The anonymous nature of Depop, and the familiarity with which you have to up-sell your items (honestly who among us hasn’t DM’d someone “hey saw u liked the jeans are u still interested in purchasing can do a good deal for u hun xx”) has come together to create a strange atmosphere where we’re comfortable enough to treat people as our mates, but also comfortable enough through the medium of a blank screen to ask them some absolutely mad shit in the name of making that sweet sweet resale dollar. “One thing I’ve learnt with seeing all of these submissions is that there are literally no boundaries,” the account’s creator says. “People are ruthless and don’t care.” They’re not wrong. One submission shows a message that reads: “Hiya babe, in the description you said this was worn, I was just wondering who let u wear this out? It’s hideous xxx”
“I think there are a few reasons why people get so frustrated and aggy,” explains @DepopDrama. “I think sometimes people are tied to their personal items so much that they don’t want to let them go for cheap and get annoyed when people try to hustle. But the main reason is that people really take the piss on the app. People tend to be quite unreasonable when it comes to asking for a cheap price and the buyer gets offended. And you’re behind a screen, so you’re never going to meet the person on the other end of the messages. That means almost anything goes!”

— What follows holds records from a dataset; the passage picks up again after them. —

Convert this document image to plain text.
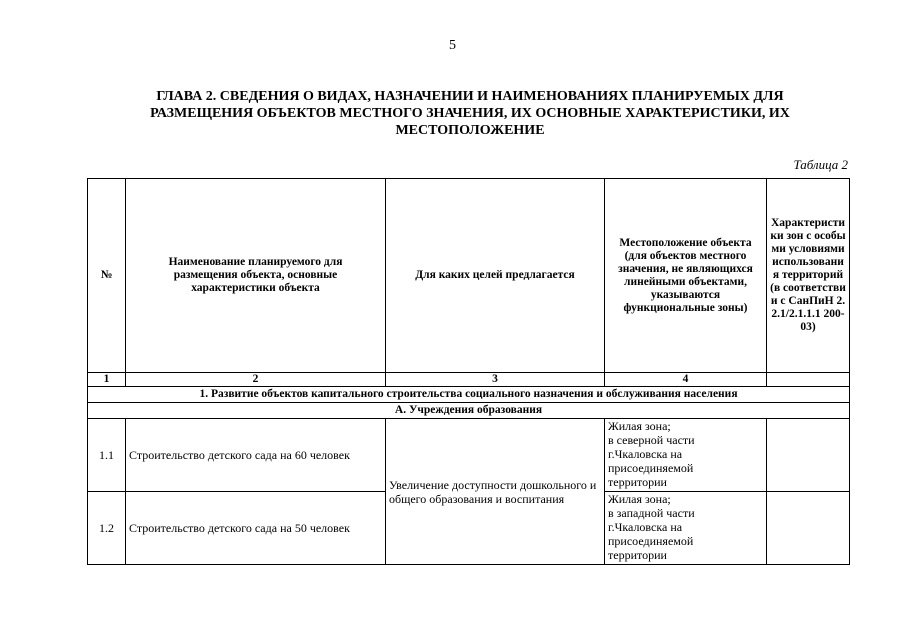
5
ГЛАВА 2. СВЕДЕНИЯ О ВИДАХ, НАЗНАЧЕНИИ И НАИМЕНОВАНИЯХ ПЛАНИРУЕМЫХ ДЛЯ РАЗМЕЩЕНИЯ ОБЪЕКТОВ МЕСТНОГО ЗНАЧЕНИЯ, ИХ ОСНОВНЫЕ ХАРАКТЕРИСТИКИ, ИХ МЕСТОПОЛОЖЕНИЕ
Таблица 2
№	Наименование планируемого для размещения объекта, основные характеристики объекта	Для каких целей предлагается	Местоположение объекта (для объектов местного значения, не являющихся линейными объектами, указываются функциональные зоны)	Характеристики зон с особыми условиями использования территорий (в соответствии с СанПиН 2.2.1/2.1.1.1 200-03)
1	2	3	4	
1. Развитие объектов капитального строительства социального назначения и обслуживания населения				
А. Учреждения образования				
1.1	Строительство детского сада на 60 человек	Увеличение доступности дошкольного и общего образования и воспитания	Жилая зона;
в северной части
г.Чкаловска на
присоединяемой
территории	

1.2	Строительство детского сада на 50 человек		Жилая зона;
в западной части
г.Чкаловска на
присоединяемой
территории	
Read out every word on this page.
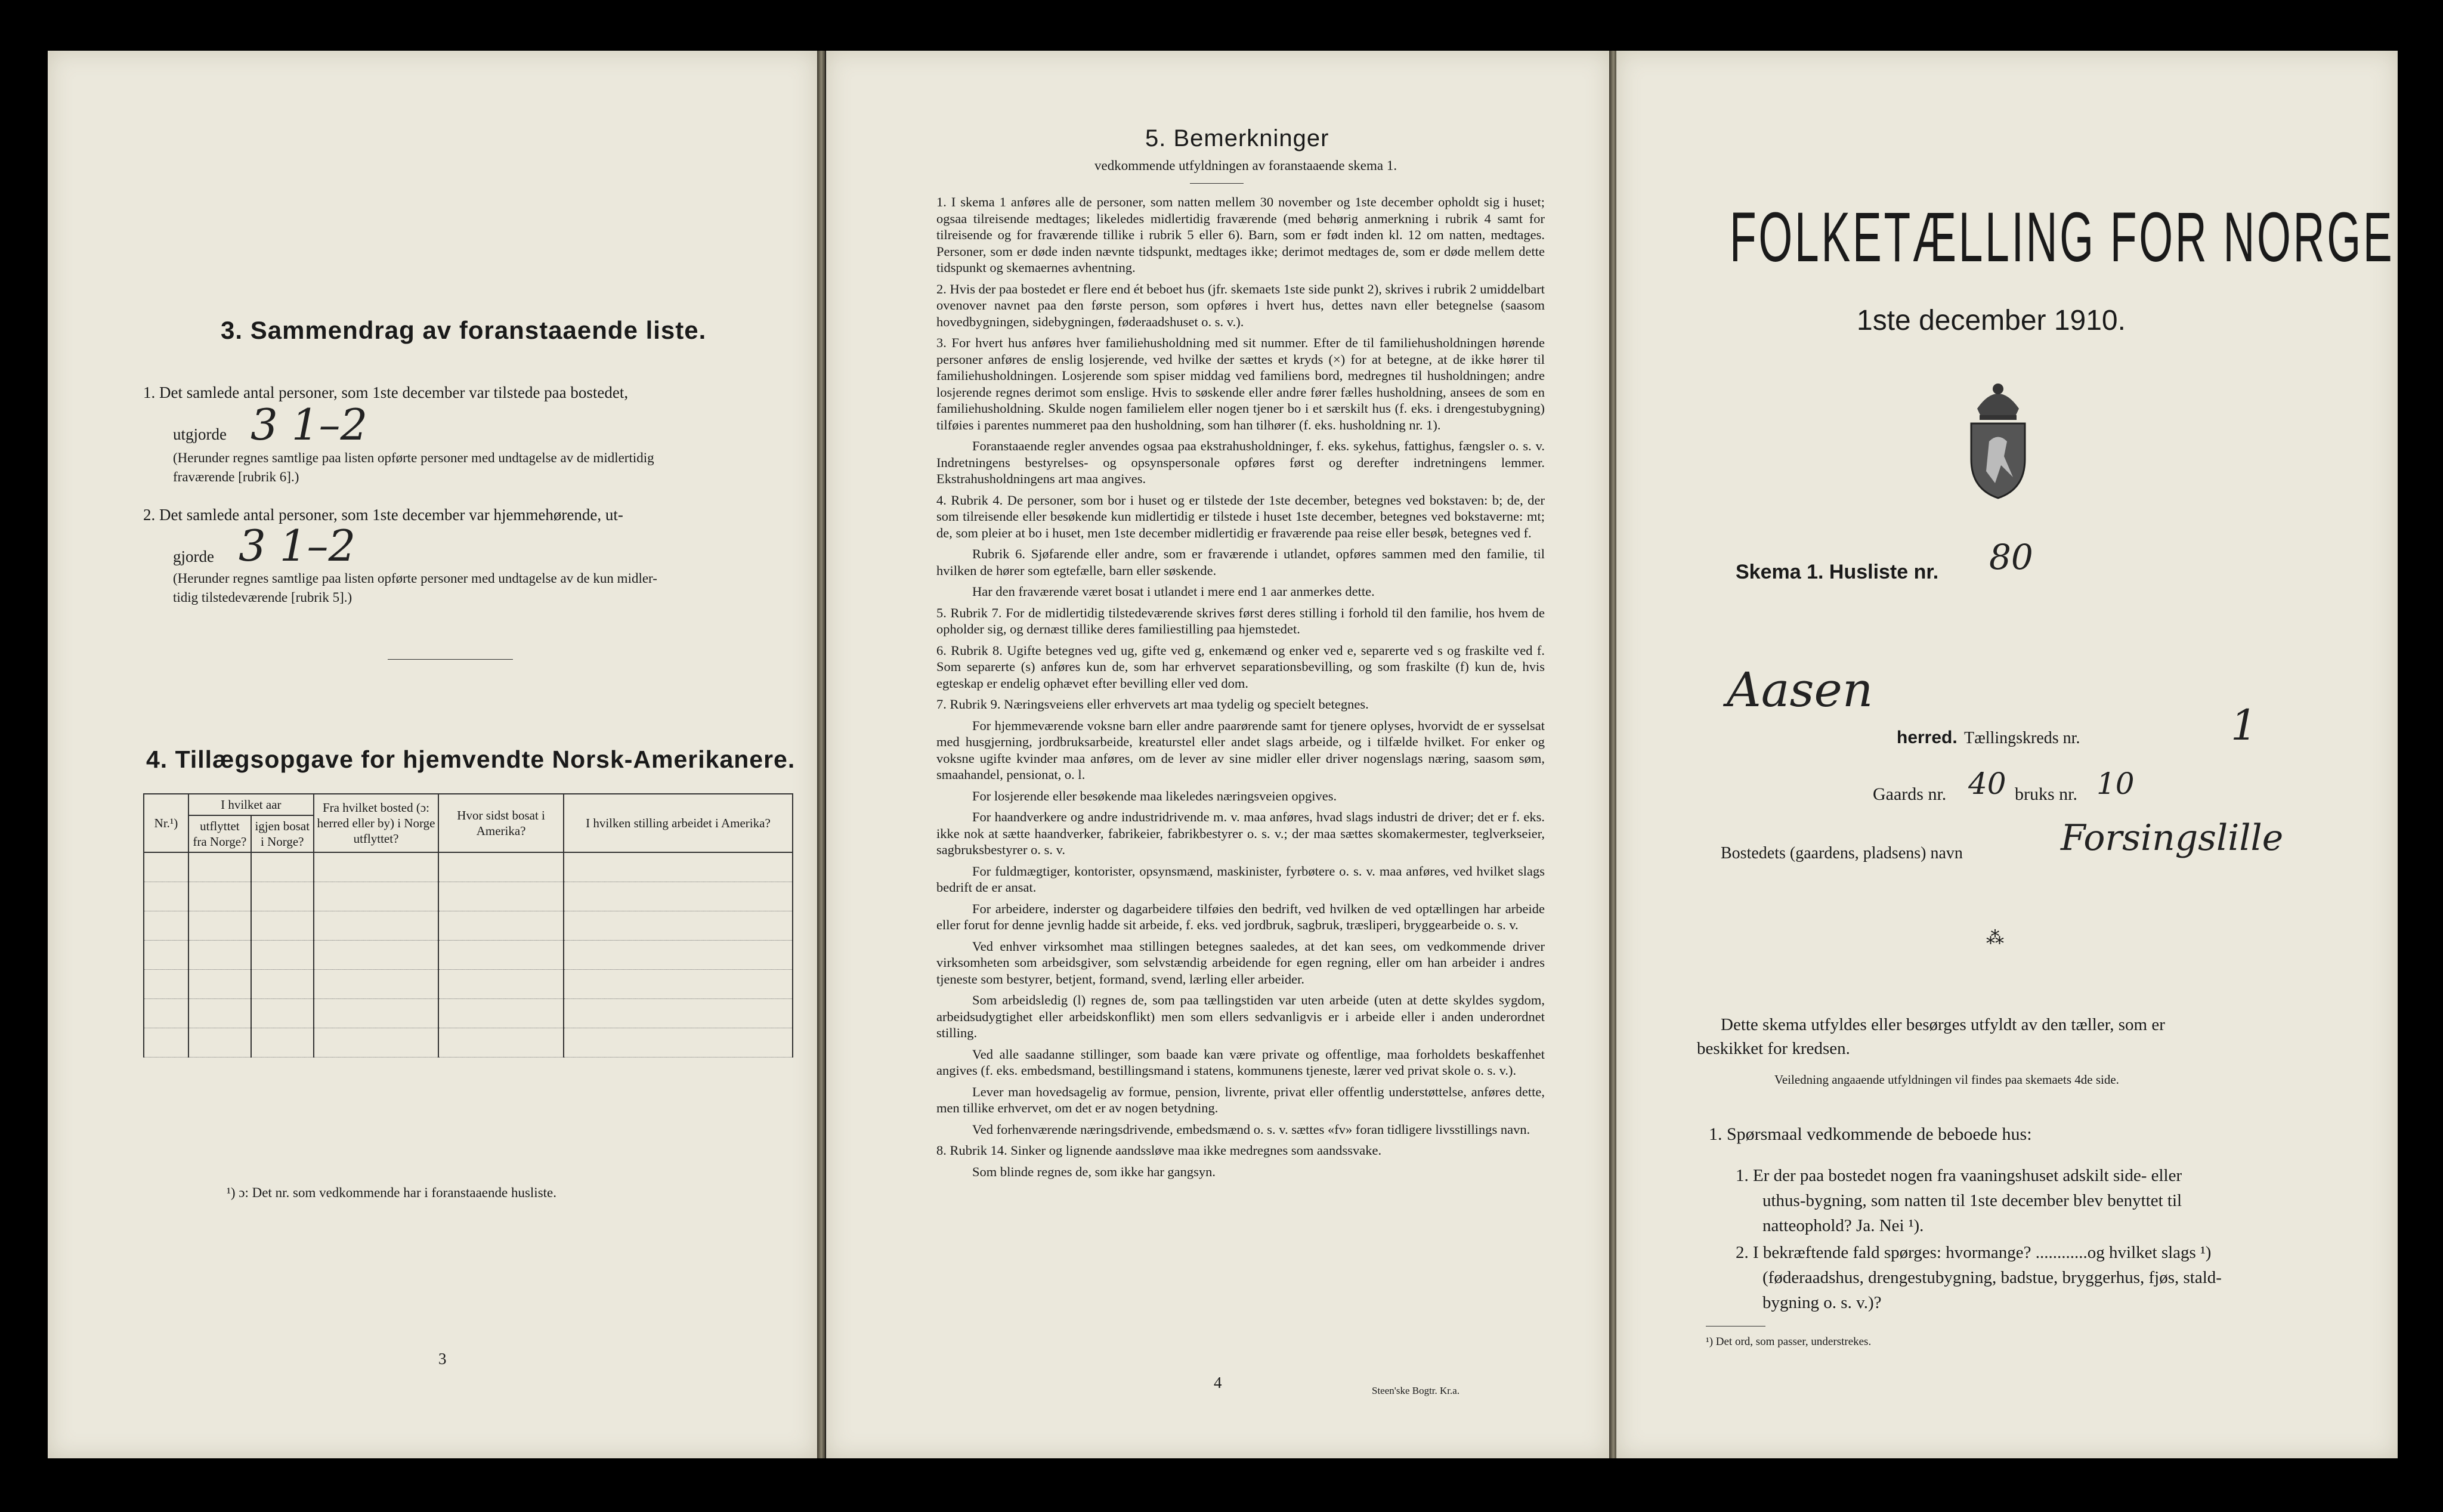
3. Sammendrag av foranstaaende liste.
1. Det samlede antal personer, som 1ste december var tilstede paa bostedet,
utgjorde 3 1–2
(Herunder regnes samtlige paa listen opførte personer med undtagelse av de midlertidig
fraværende [rubrik 6].)
2. Det samlede antal personer, som 1ste december var hjemmehørende, ut-
gjorde 3 1–2
(Herunder regnes samtlige paa listen opførte personer med undtagelse av de kun midler-
tidig tilstedeværende [rubrik 5].)
4. Tillægsopgave for hjemvendte Norsk-Amerikanere.
Nr.¹)	I hvilket aar		Fra hvilket bosted (ɔ: herred eller by) i Norge utflyttet?	Hvor sidst bosat i Amerika?	I hvilken stilling arbeidet i Amerika?
	utflyttet fra Norge?	igjen bosat i Norge?			

¹) ɔ: Det nr. som vedkommende har i foranstaaende husliste.
3
5. Bemerkninger
vedkommende utfyldningen av foranstaaende skema 1.

1. I skema 1 anføres alle de personer, som natten mellem 30 november og 1ste december opholdt sig i huset; ogsaa tilreisende medtages; likeledes midlertidig fraværende (med behørig anmerkning i rubrik 4 samt for tilreisende og for fraværende tillike i rubrik 5 eller 6). Barn, som er født inden kl. 12 om natten, medtages. Personer, som er døde inden nævnte tidspunkt, medtages ikke; derimot medtages de, som er døde mellem dette tidspunkt og skemaernes avhentning.

2. Hvis der paa bostedet er flere end ét beboet hus (jfr. skemaets 1ste side punkt 2), skrives i rubrik 2 umiddelbart ovenover navnet paa den første person, som opføres i hvert hus, dettes navn eller betegnelse (saasom hovedbygningen, sidebygningen, føderaadshuset o. s. v.).

3. For hvert hus anføres hver familiehusholdning med sit nummer. Efter de til familiehusholdningen hørende personer anføres de enslig losjerende, ved hvilke der sættes et kryds (×) for at betegne, at de ikke hører til familiehusholdningen. Losjerende som spiser middag ved familiens bord, medregnes til husholdningen; andre losjerende regnes derimot som enslige. Hvis to søskende eller andre fører fælles husholdning, ansees de som en familiehusholdning. Skulde nogen familielem eller nogen tjener bo i et særskilt hus (f. eks. i drengestubygning) tilføies i parentes nummeret paa den husholdning, som han tilhører (f. eks. husholdning nr. 1).

Foranstaaende regler anvendes ogsaa paa ekstrahusholdninger, f. eks. sykehus, fattighus, fængsler o. s. v. Indretningens bestyrelses- og opsynspersonale opføres først og derefter indretningens lemmer. Ekstrahusholdningens art maa angives.

4. Rubrik 4. De personer, som bor i huset og er tilstede der 1ste december, betegnes ved bokstaven: b; de, der som tilreisende eller besøkende kun midlertidig er tilstede i huset 1ste december, betegnes ved bokstaverne: mt; de, som pleier at bo i huset, men 1ste december midlertidig er fraværende paa reise eller besøk, betegnes ved f.

Rubrik 6. Sjøfarende eller andre, som er fraværende i utlandet, opføres sammen med den familie, til hvilken de hører som egtefælle, barn eller søskende.

Har den fraværende været bosat i utlandet i mere end 1 aar anmerkes dette.

5. Rubrik 7. For de midlertidig tilstedeværende skrives først deres stilling i forhold til den familie, hos hvem de opholder sig, og dernæst tillike deres familiestilling paa hjemstedet.

6. Rubrik 8. Ugifte betegnes ved ug, gifte ved g, enkemænd og enker ved e, separerte ved s og fraskilte ved f. Som separerte (s) anføres kun de, som har erhvervet separationsbevilling, og som fraskilte (f) kun de, hvis egteskap er endelig ophævet efter bevilling eller ved dom.

7. Rubrik 9. Næringsveiens eller erhvervets art maa tydelig og specielt betegnes.

For hjemmeværende voksne barn eller andre paarørende samt for tjenere oplyses, hvorvidt de er sysselsat med husgjerning, jordbruksarbeide, kreaturstel eller andet slags arbeide, og i tilfælde hvilket. For enker og voksne ugifte kvinder maa anføres, om de lever av sine midler eller driver nogenslags næring, saasom søm, smaahandel, pensionat, o. l.

For losjerende eller besøkende maa likeledes næringsveien opgives.

For haandverkere og andre industridrivende m. v. maa anføres, hvad slags industri de driver; det er f. eks. ikke nok at sætte haandverker, fabrikeier, fabrikbestyrer o. s. v.; der maa sættes skomakermester, teglverkseier, sagbruksbestyrer o. s. v.

For fuldmægtiger, kontorister, opsynsmænd, maskinister, fyrbøtere o. s. v. maa anføres, ved hvilket slags bedrift de er ansat.

For arbeidere, inderster og dagarbeidere tilføies den bedrift, ved hvilken de ved optællingen har arbeide eller forut for denne jevnlig hadde sit arbeide, f. eks. ved jordbruk, sagbruk, træsliperi, bryggearbeide o. s. v.

Ved enhver virksomhet maa stillingen betegnes saaledes, at det kan sees, om vedkommende driver virksomheten som arbeidsgiver, som selvstændig arbeidende for egen regning, eller om han arbeider i andres tjeneste som bestyrer, betjent, formand, svend, lærling eller arbeider.

Som arbeidsledig (l) regnes de, som paa tællingstiden var uten arbeide (uten at dette skyldes sygdom, arbeidsudygtighet eller arbeidskonflikt) men som ellers sedvanligvis er i arbeide eller i anden underordnet stilling.

Ved alle saadanne stillinger, som baade kan være private og offentlige, maa forholdets beskaffenhet angives (f. eks. embedsmand, bestillingsmand i statens, kommunens tjeneste, lærer ved privat skole o. s. v.).

Lever man hovedsagelig av formue, pension, livrente, privat eller offentlig understøttelse, anføres dette, men tillike erhvervet, om det er av nogen betydning.

Ved forhenværende næringsdrivende, embedsmænd o. s. v. sættes «fv» foran tidligere livsstillings navn.

8. Rubrik 14. Sinker og lignende aandssløve maa ikke medregnes som aandssvake.

Som blinde regnes de, som ikke har gangsyn.

4	Steen'ske Bogtr. Kr.a.
FOLKETÆLLING FOR NORGE
1ste december 1910.
Skema 1. Husliste nr. 80
Aasen
herred. Tællingskreds nr.	1
Gaards nr. 40 bruks nr. 10
Bostedets (gaardens, pladsens) navn	Forsingslille
⁂
Dette skema utfyldes eller besørges utfyldt av den tæller, som er
beskikket for kredsen.
Veiledning angaaende utfyldningen vil findes paa skemaets 4de side.
1. Spørsmaal vedkommende de beboede hus:
1. Er der paa bostedet nogen fra vaaningshuset adskilt side- eller
uthus-bygning, som natten til 1ste december blev benyttet til
natteophold? Ja. Nei ¹).
2. I bekræftende fald spørges: hvormange? ............og hvilket slags ¹)
(føderaadshus, drengestubygning, badstue, bryggerhus, fjøs, stald-
bygning o. s. v.)?
¹) Det ord, som passer, understrekes.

But it’s not all bad. The popularity of the account, and the cult favourite it’s become on Instagram, clearly shows how much of a community exists on and around Depop. The owner -- although they won’t share the handle -- tells me that they even have their own store. So it’s a distinct possibility that some of the crazy messages which appear on their feed are personal. “I think there’s more of a community on Depop and people like to feel involved,” they say. “It’s helped people understand how to interact better, and it’s just an easier way to navigate shopping online. I also think it’s helped the culture for young people too, as it allows us to express ourselves in a different kind of way, if that makes sense.” It does, but that doesn’t mean you shouldn’t be triple checking your pockets for baggies before you take that old puffer jacket to the post office.